Le di mi dirección a la chica y ella salió.

Saqué del bolsillo el rollo de cinta y lo volví a meter en el cajón. Ballou cruzó las piernas e hizo bailar la reluciente punta de su zapato, mirándosela. Se pasó la mano por sus rizados cabellos negros.

—Un día de éstos —me dijo— voy a cometer el error que un hombre de mi oficio teme por encima de todos los demás errores. Acabaré haciendo negocios con un tipo del que pueda fiarme y voy a ser tan condenadamente listo que no me fiaré de él. Tenga, es mejor que se lleve esto.

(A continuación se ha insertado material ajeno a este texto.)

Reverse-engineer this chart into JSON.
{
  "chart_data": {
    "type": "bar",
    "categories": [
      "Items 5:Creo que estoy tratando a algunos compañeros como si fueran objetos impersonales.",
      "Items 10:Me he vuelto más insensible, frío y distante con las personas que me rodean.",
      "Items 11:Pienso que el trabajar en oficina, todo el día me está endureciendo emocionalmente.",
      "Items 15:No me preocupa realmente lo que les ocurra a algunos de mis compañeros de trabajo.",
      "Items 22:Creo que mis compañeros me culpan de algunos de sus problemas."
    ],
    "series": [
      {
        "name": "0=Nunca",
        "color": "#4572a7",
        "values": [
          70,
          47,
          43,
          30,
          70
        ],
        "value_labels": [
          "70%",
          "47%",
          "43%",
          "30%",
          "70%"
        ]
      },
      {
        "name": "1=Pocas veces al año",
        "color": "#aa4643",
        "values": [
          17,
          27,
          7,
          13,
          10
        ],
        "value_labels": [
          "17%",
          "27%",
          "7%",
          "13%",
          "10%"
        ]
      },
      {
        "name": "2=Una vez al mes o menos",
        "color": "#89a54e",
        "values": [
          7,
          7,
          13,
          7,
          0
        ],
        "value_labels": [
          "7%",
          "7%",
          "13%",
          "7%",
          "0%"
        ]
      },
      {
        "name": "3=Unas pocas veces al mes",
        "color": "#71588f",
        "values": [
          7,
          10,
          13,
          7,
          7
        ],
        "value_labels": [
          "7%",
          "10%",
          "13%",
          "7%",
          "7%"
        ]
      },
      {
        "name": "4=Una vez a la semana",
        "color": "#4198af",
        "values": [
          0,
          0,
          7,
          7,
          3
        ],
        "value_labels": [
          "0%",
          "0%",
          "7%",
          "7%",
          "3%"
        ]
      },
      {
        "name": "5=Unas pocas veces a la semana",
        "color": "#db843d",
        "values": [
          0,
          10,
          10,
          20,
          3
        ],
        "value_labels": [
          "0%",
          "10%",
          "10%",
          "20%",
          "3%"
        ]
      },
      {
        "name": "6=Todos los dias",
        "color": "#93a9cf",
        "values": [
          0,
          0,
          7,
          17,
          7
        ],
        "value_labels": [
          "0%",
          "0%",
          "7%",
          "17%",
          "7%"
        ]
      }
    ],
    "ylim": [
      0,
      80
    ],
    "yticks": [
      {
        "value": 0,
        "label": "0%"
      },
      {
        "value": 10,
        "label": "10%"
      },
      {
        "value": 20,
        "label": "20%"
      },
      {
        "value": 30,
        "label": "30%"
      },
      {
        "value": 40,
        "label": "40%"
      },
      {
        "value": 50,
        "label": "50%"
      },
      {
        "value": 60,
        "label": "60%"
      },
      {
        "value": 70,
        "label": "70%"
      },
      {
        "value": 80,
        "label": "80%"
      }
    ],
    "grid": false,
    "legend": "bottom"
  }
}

Me dio los dos trozos de la fotografía.

Me marché cinco minutos después. Las puertas de cristal se abrieron cuando me acerqué a un metro de ellas. Pasé ante las dos secretarias y recorrí el pasillo donde estaba el despacho de Spink, con la puerta abierta. No salía ningún sonido, pero se olía el humo de su cigarro. En la recepción me pareció que seguían estando exactamente las mismas personas, sentadas en los sillones de zaraza. La señorita Helen Grady me dedicó su sonrisa de los sábados por la noche. La señorita Vane me miraba con ojos radiantes.

Había estado cuarenta minutos con el jefe. Aquello me convertía en algo tan asombroso como el mapa anatómico de un quiropráctico.